Enerzijds kijkt Abur hoe mensen reageren, anderzijds geeft haar onderzoek een beeld van hoe goed mensen zich kunnen aanpassen als er wat verandert aan de manier waarop ze hun spraak produceren, zoals dat gebeurt bij mensen met Parkinson. “Mijn doel is om het spraaksysteem goed genoeg te begrijpen om mensen te helpen bij spraak- en stemtherapie. Een groot probleem bij de huidige therapie voor mensen met Parkinson is dat ondanks dat het heel effectief is, de symptomen na verloop van tijd terugkomen.

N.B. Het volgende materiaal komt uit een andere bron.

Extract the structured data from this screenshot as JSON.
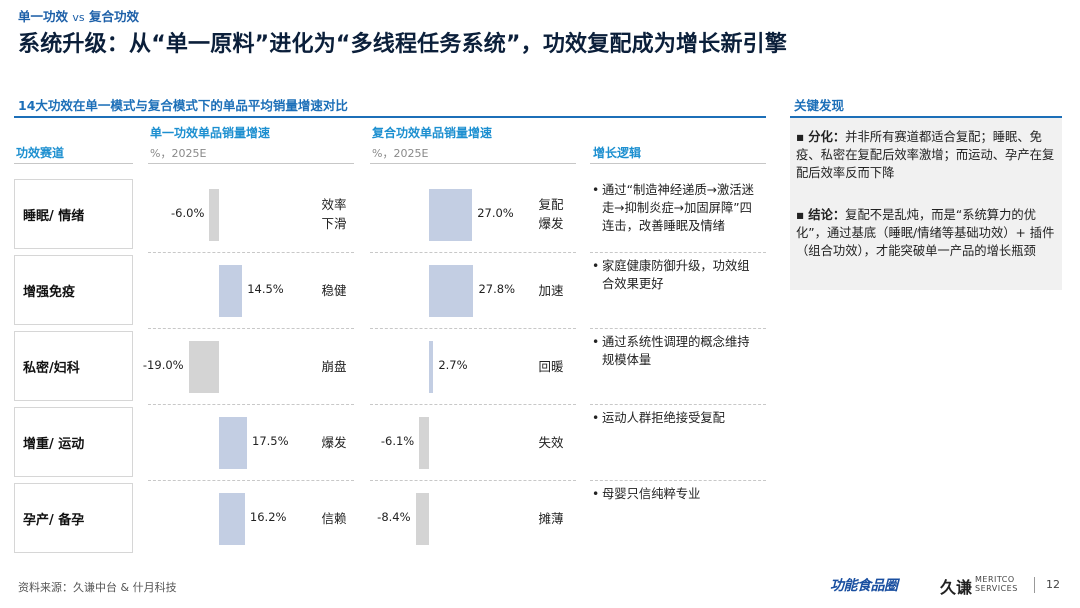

Omdat we niet goed genoeg begrijpen waarom de stem verandert, bestaat er nog geen lange-termijn-therapie.”

Zwarte Cross, de Achterhoek
Zwarte Cross, de Achterhoek

Begin klein

Het Spraaklab staat alweer klaar voor een mooi nieuw festivalseizoen. Wieling en Abur hopen naast Zwarte Cross onder meer ook Noorderzon aan te kunnen doen. Welke tips hebben ze voor onderzoekers die ook graag willen deelnemen aan festivals? Wieling: “Begin klein, dat hebben wij ook gedaan. Op onze eerste festivals hadden we alleen een echoapparaat bij ons waarmee we mensen konden laten zien hoe hun tong beweegt tijdens het spreken. Als bedankje kregen ze een uitgeprinte echo mee naar huis. Inmiddels hebben we een heel scala aan activiteiten, maar het is dus prima om met één leuke activiteit te beginnen.”

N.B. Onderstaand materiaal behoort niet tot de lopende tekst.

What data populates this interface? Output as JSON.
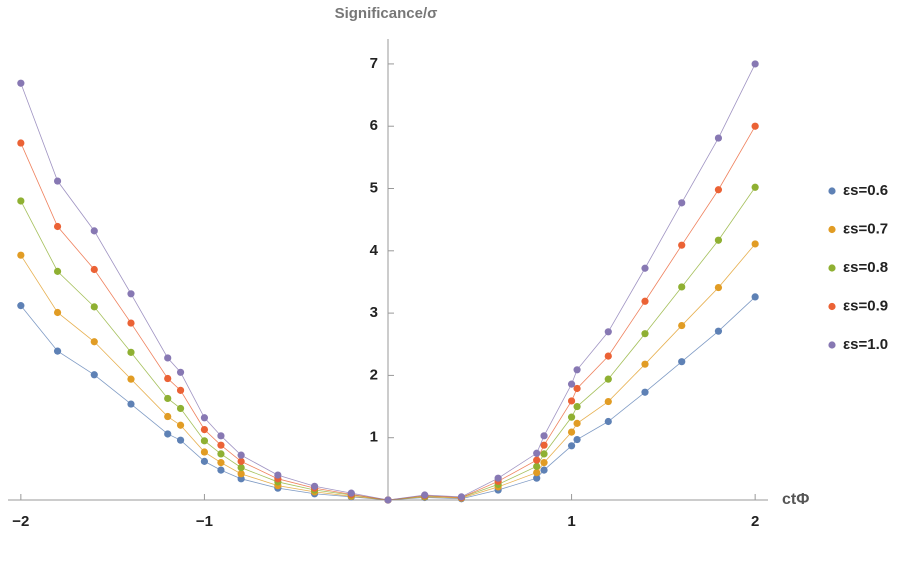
{
  "chart_data": {
    "type": "line",
    "title": "Significance/σ",
    "x_label": "ctΦ",
    "x": [
      -2,
      -1.8,
      -1.6,
      -1.4,
      -1.2,
      -1.13,
      -1,
      -0.91,
      -0.8,
      -0.6,
      -0.4,
      -0.2,
      0,
      0.2,
      0.4,
      0.6,
      0.81,
      0.85,
      1,
      1.03,
      1.2,
      1.4,
      1.6,
      1.8,
      2
    ],
    "series": [
      {
        "name": "εs=0.6",
        "color": "#5e81b5",
        "values": [
          3.12,
          2.39,
          2.01,
          1.54,
          1.06,
          0.96,
          0.62,
          0.48,
          0.34,
          0.19,
          0.1,
          0.05,
          0,
          0.04,
          0.02,
          0.16,
          0.35,
          0.48,
          0.87,
          0.97,
          1.26,
          1.73,
          2.22,
          2.71,
          3.26
        ]
      },
      {
        "name": "εs=0.7",
        "color": "#e19c24",
        "values": [
          3.93,
          3.01,
          2.54,
          1.94,
          1.34,
          1.2,
          0.77,
          0.6,
          0.42,
          0.23,
          0.13,
          0.06,
          0,
          0.05,
          0.03,
          0.21,
          0.44,
          0.6,
          1.09,
          1.23,
          1.58,
          2.18,
          2.8,
          3.41,
          4.11
        ]
      },
      {
        "name": "εs=0.8",
        "color": "#8fb032",
        "values": [
          4.8,
          3.67,
          3.1,
          2.37,
          1.63,
          1.47,
          0.95,
          0.74,
          0.52,
          0.29,
          0.16,
          0.08,
          0,
          0.06,
          0.04,
          0.25,
          0.54,
          0.74,
          1.33,
          1.5,
          1.94,
          2.67,
          3.42,
          4.17,
          5.02
        ]
      },
      {
        "name": "εs=0.9",
        "color": "#eb6235",
        "values": [
          5.73,
          4.39,
          3.7,
          2.84,
          1.95,
          1.76,
          1.13,
          0.88,
          0.62,
          0.34,
          0.19,
          0.09,
          0,
          0.07,
          0.04,
          0.3,
          0.64,
          0.88,
          1.59,
          1.79,
          2.31,
          3.19,
          4.09,
          4.98,
          6.0
        ]
      },
      {
        "name": "εs=1.0",
        "color": "#8778b3",
        "values": [
          6.69,
          5.12,
          4.32,
          3.31,
          2.28,
          2.05,
          1.32,
          1.03,
          0.72,
          0.4,
          0.22,
          0.11,
          0,
          0.08,
          0.05,
          0.35,
          0.75,
          1.03,
          1.86,
          2.09,
          2.7,
          3.72,
          4.77,
          5.81,
          7.0
        ]
      }
    ],
    "xlim": [
      -2.07,
      2.07
    ],
    "ylim": [
      0,
      7.4
    ],
    "xticks": [
      {
        "value": -2,
        "label": "−2"
      },
      {
        "value": -1,
        "label": "−1"
      },
      1,
      2
    ],
    "yticks": [
      1,
      2,
      3,
      4,
      5,
      6,
      7
    ],
    "legend": "right"
  }
}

Een tweede tip is om je eerst te richten op wetenschapsfestivals zoals Zpannend Zernike in Groningen of het Weekend van de Wetenschap. Je hebt dan sowieso een geïnteresseerd publiek dat open staat om mee te doen aan jouw experiment.

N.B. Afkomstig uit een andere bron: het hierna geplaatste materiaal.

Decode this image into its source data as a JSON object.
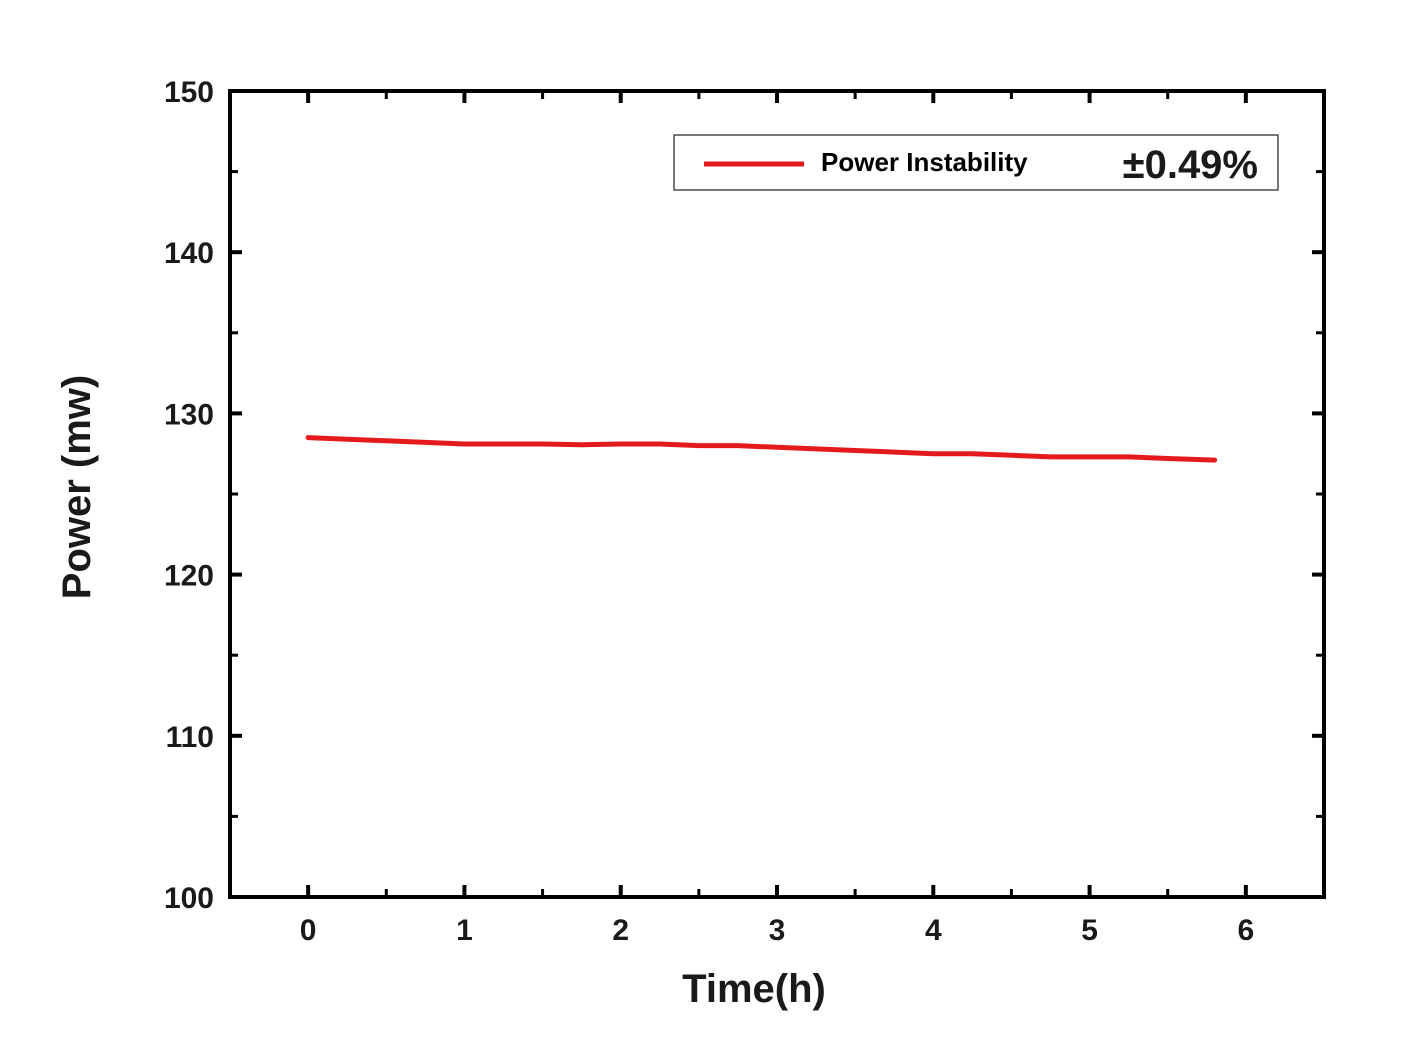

“Je moet je onderzoeksvraag ook goed afstemmen op het publiek van het festival waar je naartoe gaat”, voegt Abur toe. “Op het Festival della Scienza in Genua waar we vorig jaar met het Spraaklab zijn geweest, lopen mensen rond van alle leeftijden, van jong tot oud. We hebben daar het experiment uitgevoerd waarbij we iets in de spraak van mensen veranderden om te kijken hoe ze daarop reageren. We keken specifiek naar de invloed van leeftijd bij dit experiment. We weten dat de relatie tussen horen en spraak verandert naarmate we ouder worden. Hoe werkt dat bij kinderen en hoe vergaat het hun opa’s en oma’s? Over de resultaten kan ik hopelijk binnenkort iets zeggen, want die worden op dit moment verwerkt.”

“Tot slot moet je ervoor zorgen dat je activiteit niet te lang duurt”, zegt Wieling. “Je kunt mensen op een festival niet vragen om een uur lang mee te doen met een onderzoek. Maar tien of vijftien minuten, dat willen de meesten wel.”

Hij hoopt dat het Spraaklab ook dit jaar weer veel aanloop krijgt: “Iedereen is van harte uitgenodigd om deel te nemen aan een leuk wetenschappelijk experiment en op die manier bij te dragen aan belangrijk onderzoek.”